Significantly, Dr. Farmilant did not suggest that Patterson lacks an understanding of the nature of the proceedings or of the role of the judge, prosecutors, and his defense attorneys. In any event, to the extent that Dr. Farmilant suggested that Patterson is not competent to stand trial, the evidence he cited does not support that conclusion, in this court's view. First, regarding the elevated numerical readings, Dr. Farmilant could not conclude that the anxiety, stress, and depression from which Patterson suffers is significantly more severe than that experienced by the average person being held in custody while under federal indictment. The court assumes that facing indictment on narcotics and weapons charges would generate anxiety and depression in many, perhaps most, individuals. Nor is paranoia an unusual or pathological reaction to criminal charges. Patterson's history may give him particular cause for anxiety, depression, and paranoia. Dr. Farmilant acknowledged that he can not say that Patterson's scores on these measures are greater than those of other defendants facing trial, however. The court is not prepared to assume a defendant is incompetent for these reasons.
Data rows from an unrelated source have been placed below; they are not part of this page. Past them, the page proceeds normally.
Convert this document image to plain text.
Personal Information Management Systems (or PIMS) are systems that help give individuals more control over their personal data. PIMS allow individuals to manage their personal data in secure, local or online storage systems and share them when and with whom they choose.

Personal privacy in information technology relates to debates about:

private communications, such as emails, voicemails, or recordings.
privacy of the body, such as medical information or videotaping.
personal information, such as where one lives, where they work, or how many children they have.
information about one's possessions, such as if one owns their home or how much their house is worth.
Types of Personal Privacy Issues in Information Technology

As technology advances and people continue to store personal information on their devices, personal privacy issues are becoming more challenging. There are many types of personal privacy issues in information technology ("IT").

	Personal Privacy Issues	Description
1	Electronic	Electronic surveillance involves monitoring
Dr. Farmilant's credibility suffered, in this court's eyes, by his characterization of Mr. Patterson as a "highly moral" person. Dr. Farmilant offered this opinion despite, or perhaps because of, Patterson's disclosure that he is a gang leader responsible for enforcing loyalty and disciplining fellow gang members for "violations." In discussing the matter of Patterson's morality, Dr. Farmilant himself cited Patterson's statement that "the world is full of pit bulls and somebody has to hold the leash," an apparent reference to Patterson's responsibility for disciplining fellow gang members. When pressed further regarding Patterson's past convictions, Dr. Farmilant stated that it was his belief that Patterson had broken the law on some occasions, but that he had done so in the name of morality. As a psychologist, Dr. Farmilant is free to entertain the possibility that criminal conduct may be understood or explained as a function of misguided good intentions. This court, however, is not prepared to conclude that a defendant's belief that his unlawful conduct is justified excuses him or renders him incompetent under relevant legal standards.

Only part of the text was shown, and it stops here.